May’s sell-off was all Donald Trump’s work.
Trump renewed his trade war in a May 5 tweet putting up tariffs on $US200 billion of Chinese exports to the US put an end to the rally shares had seen since December with US, Eurozone, Japanese and Chinese shares all losing around 7% in May.
Australian shares fell 0.9% over the last week as post-election euphoria faded with utilities, property, consumer staples, and energy shares hard hit, but the election result boost still saw them rise 0.92% in May.
On Wall Street, the S&P 500 ended 1.3% lower at 2,752.06 on Friday, while the Dow dropped more than 350 points, or 1.4%. The Nasdaq Composite dropped 114.57 points, or 1.51%, to 7,453.15.
The Nasdaq ended down for the week 2.4% for the week. The Dow fell 3% last week and the S&P 500 was off 2.6% after falls of 1.4% and 1.3% respectively on Friday.

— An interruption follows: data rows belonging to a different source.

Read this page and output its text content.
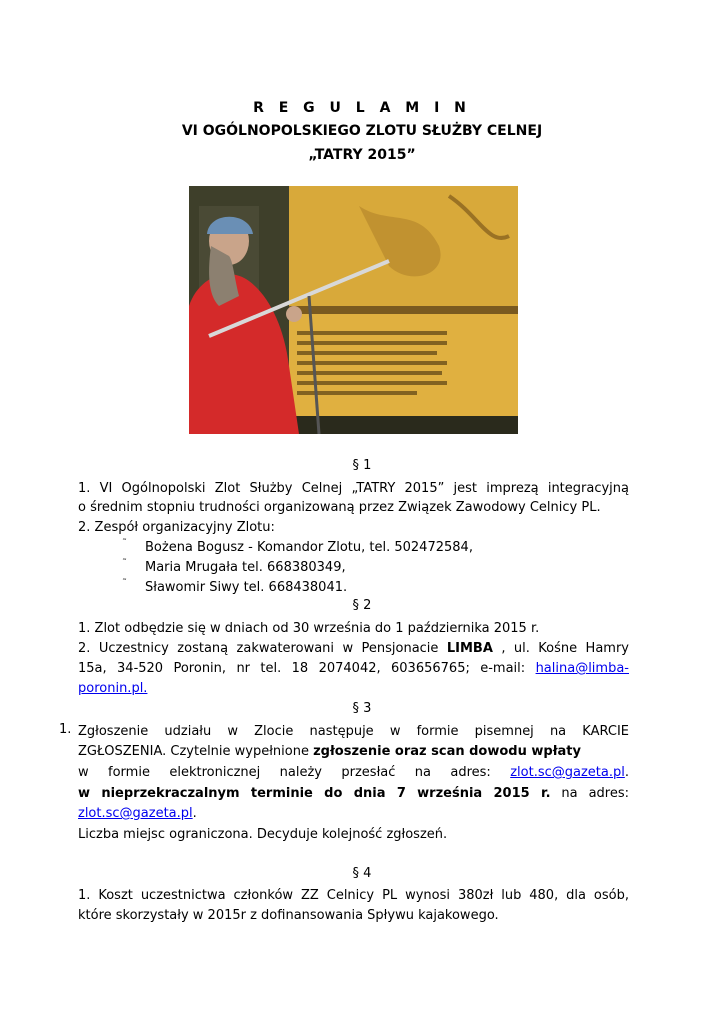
R E G U L A M I N
VI OGÓLNOPOLSKIEGO ZLOTU SŁUŻBY CELNEJ
„TATRY 2015”
§ 1
1. VI Ogólnopolski Zlot Służby Celnej „TATRY 2015” jest imprezą integracyjną
o średnim stopniu trudności organizowaną przez Związek Zawodowy Celnicy PL.
2. Zespół organizacyjny Zlotu:
˜ Bożena Bogusz - Komandor Zlotu, tel. 502472584,
˜ Maria Mrugała tel. 668380349,
˜ Sławomir Siwy tel. 668438041.
§ 2
1. Zlot odbędzie się w dniach od 30 września do 1 października 2015 r.
2. Uczestnicy zostaną zakwaterowani w Pensjonacie LIMBA , ul. Kośne Hamry
15a, 34-520 Poronin, nr tel. 18 2074042, 603656765; e-mail: halina@limba-
poronin.pl.
§ 3
1. Zgłoszenie udziału w Zlocie następuje w formie pisemnej na KARCIE
ZGŁOSZENIA. Czytelnie wypełnione zgłoszenie oraz scan dowodu wpłaty
w formie elektronicznej należy przesłać na adres: zlot.sc@gazeta.pl.
w nieprzekraczalnym terminie do dnia 7 września 2015 r. na adres:
zlot.sc@gazeta.pl.
Liczba miejsc ograniczona. Decyduje kolejność zgłoszeń.
§ 4
1. Koszt uczestnictwa członków ZZ Celnicy PL wynosi 380zł lub 480, dla osób,
które skorzystały w 2015r z dofinansowania Spływu kajakowego.
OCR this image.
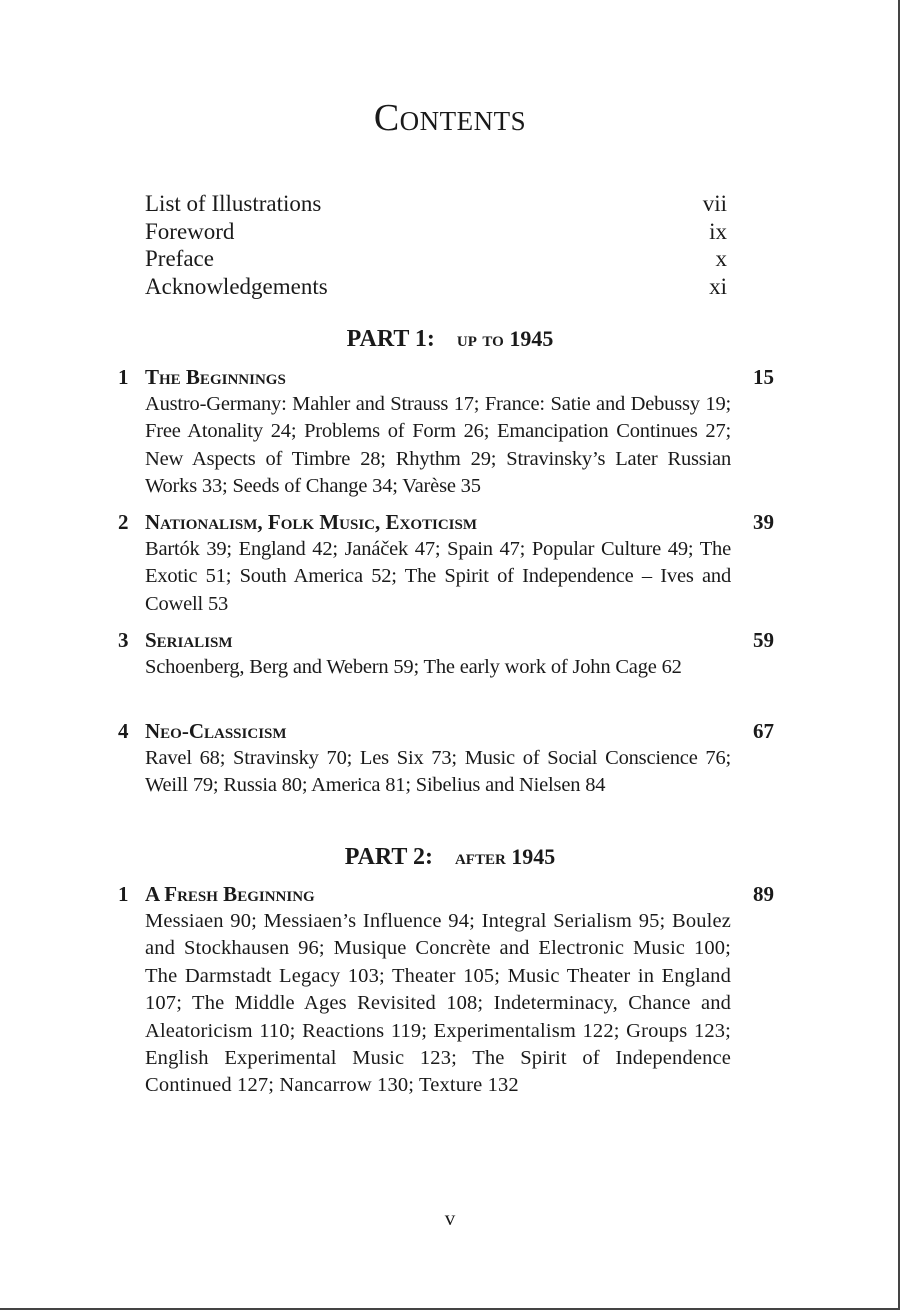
Contents
List of Illustrations	vii
Foreword	ix
Preface	x
Acknowledgements	xi
PART 1: up to 1945
1 The Beginnings	15
Austro-Germany: Mahler and Strauss 17; France: Satie and Debussy 19; Free Atonality 24; Problems of Form 26; Emancipation Continues 27; New Aspects of Timbre 28; Rhythm 29; Stravinsky’s Later Russian Works 33; Seeds of Change 34; Varèse 35
2 Nationalism, Folk Music, Exoticism	39
Bartók 39; England 42; Janáček 47; Spain 47; Popular Culture 49; The Exotic 51; South America 52; The Spirit of Independence – Ives and Cowell 53
3 Serialism	59
Schoenberg, Berg and Webern 59; The early work of John Cage 62
4 Neo-Classicism	67
Ravel 68; Stravinsky 70; Les Six 73; Music of Social Conscience 76; Weill 79; Russia 80; America 81; Sibelius and Nielsen 84
PART 2: after 1945
1 A Fresh Beginning	89
Messiaen 90; Messiaen’s Influence 94; Integral Serialism 95; Boulez and Stockhausen 96; Musique Concrète and Electronic Music 100; The Darmstadt Legacy 103; Theater 105; Music Theater in England 107; The Middle Ages Revisited 108; Indeterminacy, Chance and Aleatoricism 110; Reactions 119; Experimentalism 122; Groups 123; English Experimental Music 123; The Spirit of Independence Continued 127; Nancarrow 130; Texture 132
v
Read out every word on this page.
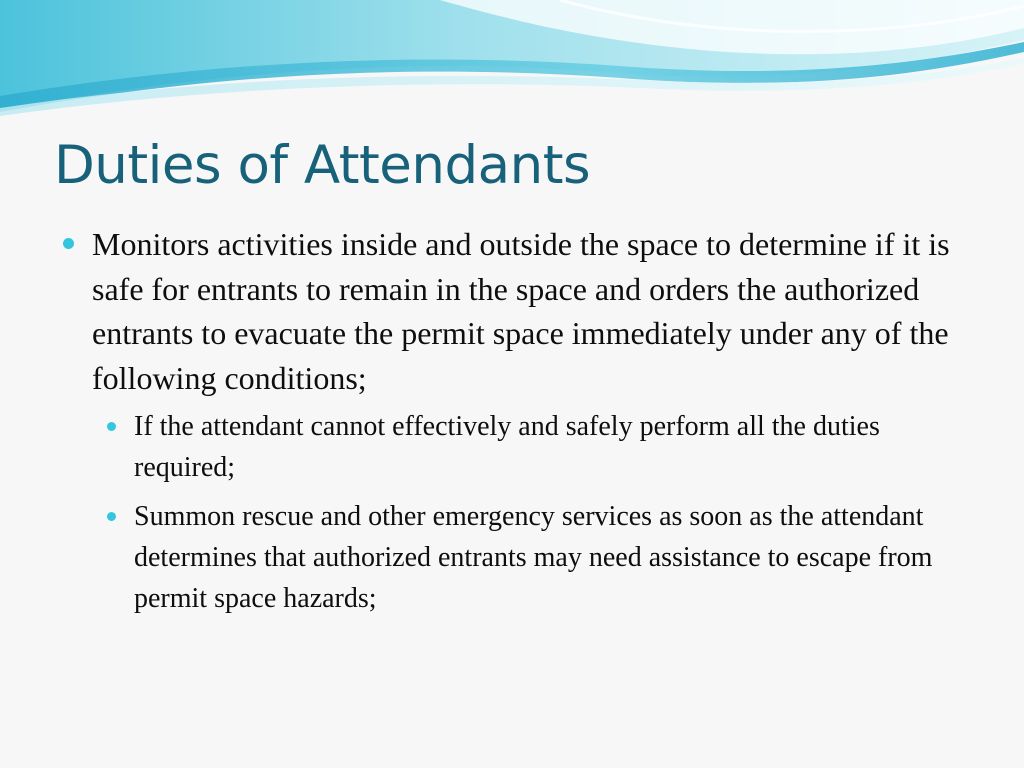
Duties of Attendants
Monitors activities inside and outside the space to determine if it is safe for entrants to remain in the space and orders the authorized entrants to evacuate the permit space immediately under any of the following conditions;
If the attendant cannot effectively and safely perform all the duties required;
Summon rescue and other emergency services as soon as the attendant determines that authorized entrants may need assistance to escape from permit space hazards;
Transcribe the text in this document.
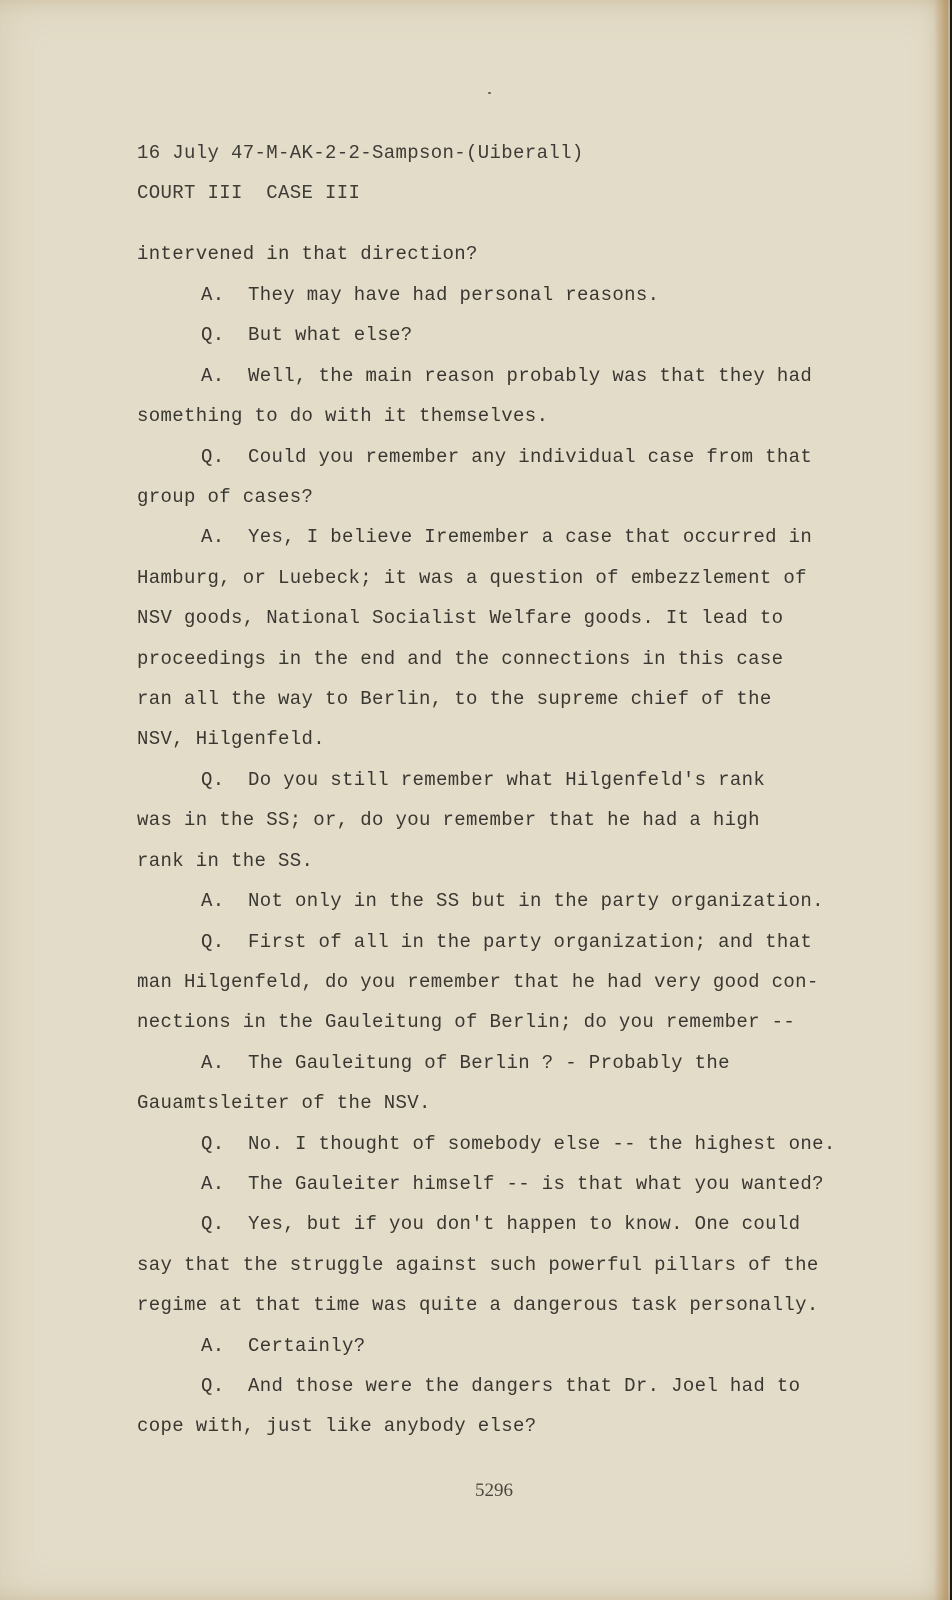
16 July 47-M-AK-2-2-Sampson-(Uiberall)
COURT III  CASE III
intervened in that direction?
A.  They may have had personal reasons.
Q.  But what else?
A.  Well, the main reason probably was that they had
something to do with it themselves.
Q.  Could you remember any individual case from that
group of cases?
A.  Yes, I believe Iremember a case that occurred in
Hamburg, or Luebeck; it was a question of embezzlement of
NSV goods, National Socialist Welfare goods. It lead to
proceedings in the end and the connections in this case
ran all the way to Berlin, to the supreme chief of the
NSV, Hilgenfeld.
Q.  Do you still remember what Hilgenfeld's rank
was in the SS; or, do you remember that he had a high
rank in the SS.
A.  Not only in the SS but in the party organization.
Q.  First of all in the party organization; and that
man Hilgenfeld, do you remember that he had very good con-
nections in the Gauleitung of Berlin; do you remember --
A.  The Gauleitung of Berlin ? - Probably the
Gauamtsleiter of the NSV.
Q.  No. I thought of somebody else -- the highest one.
A.  The Gauleiter himself -- is that what you wanted?
Q.  Yes, but if you don't happen to know. One could
say that the struggle against such powerful pillars of the
regime at that time was quite a dangerous task personally.
A.  Certainly?
Q.  And those were the dangers that Dr. Joel had to
cope with, just like anybody else?
5296
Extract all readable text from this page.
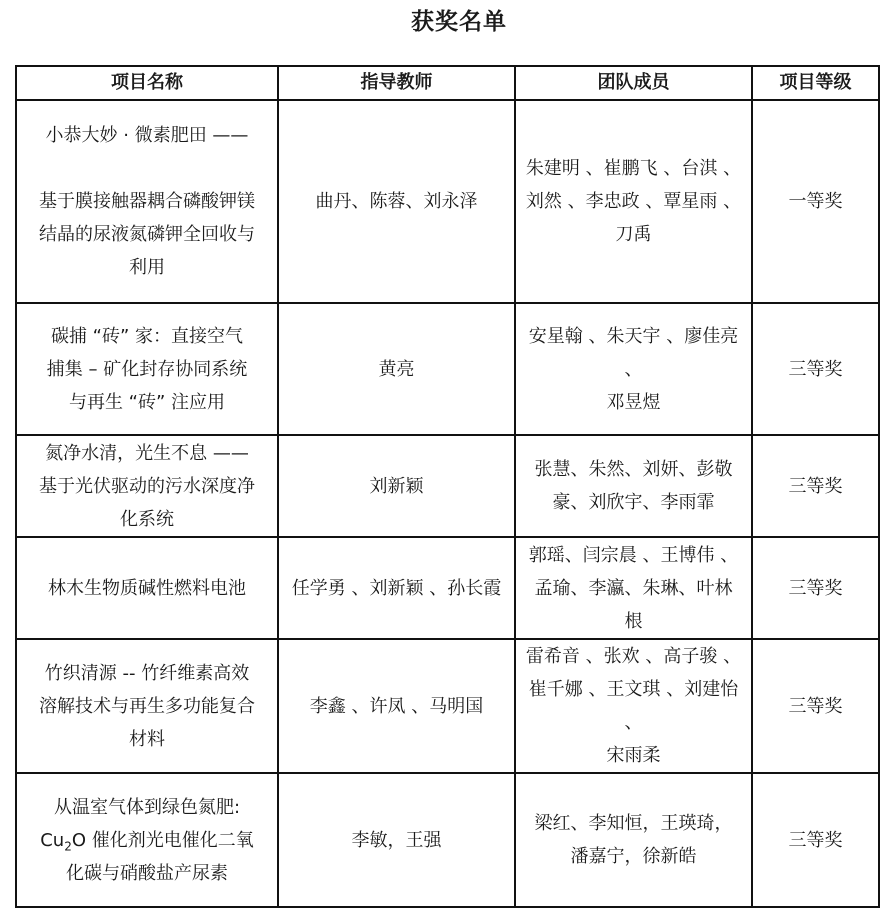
获奖名单
项目名称	指导教师	团队成员	项目等级

小恭大妙 · 微素肥田 ——
基于膜接触器耦合磷酸钾镁
结晶的尿液氮磷钾全回收与
利用	曲丹、陈蓉、刘永泽	朱建明 、崔鹏飞 、台淇 、
刘然 、李忠政 、覃星雨 、
刀禹	一等奖

碳捕 “砖” 家：直接空气
捕集 – 矿化封存协同系统
与再生 “砖” 注应用	黄亮	安星翰 、朱天宇 、廖佳亮 、
邓昱煜	三等奖

氮净水清，光生不息 ——
基于光伏驱动的污水深度净
化系统	刘新颖	张慧、朱然、刘妍、彭敬
豪、刘欣宇、李雨霏	三等奖

林木生物质碱性燃料电池	任学勇 、刘新颖 、孙长霞	郭瑶、闫宗晨 、王博伟 、
孟瑜、李瀛、朱琳、叶林
根	三等奖

竹织清源 -- 竹纤维素高效
溶解技术与再生多功能复合
材料	李鑫 、许凤 、马明国	雷希音 、张欢 、高子骏 、
崔千娜 、王文琪 、刘建怡 、
宋雨柔	三等奖

从温室气体到绿色氮肥:
$Cu_2O$ 催化剂光电催化二氧
化碳与硝酸盐产尿素	李敏，王强	梁红、李知恒，王瑛琦，
潘嘉宁，徐新皓	三等奖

The S&P posted a 6.6% monthly loss, while the Dow fell 6.7%. The Nasdaq fell 8.7%.
The ASX 200 is up 13.29% for the year so far, better than the S&P 500 which is up 9.8%, the Dow’s 6.3% gain and the Nasdaq’s 12.3% gain.
The losses for the S&P 500 and the Dow were first monthly loss of 2019 and biggest May falls since 2010.
The monthly fall was smaller though than the more-than-9% decline suffered by the S&P 500 in December.
In Europe a similar story with the Stoxx 600 index shed 5.4% last month, with the German Dax off 5.5%, France’s CAC dropped 6.1% and the Italian market slumped 9%.
And in Asia, it was the same as well – China’s Shanghai market fell more than 5% last month, the Nikkei fell 7.4% and Hong Kong’s Hang Seng market dropped more than 10%.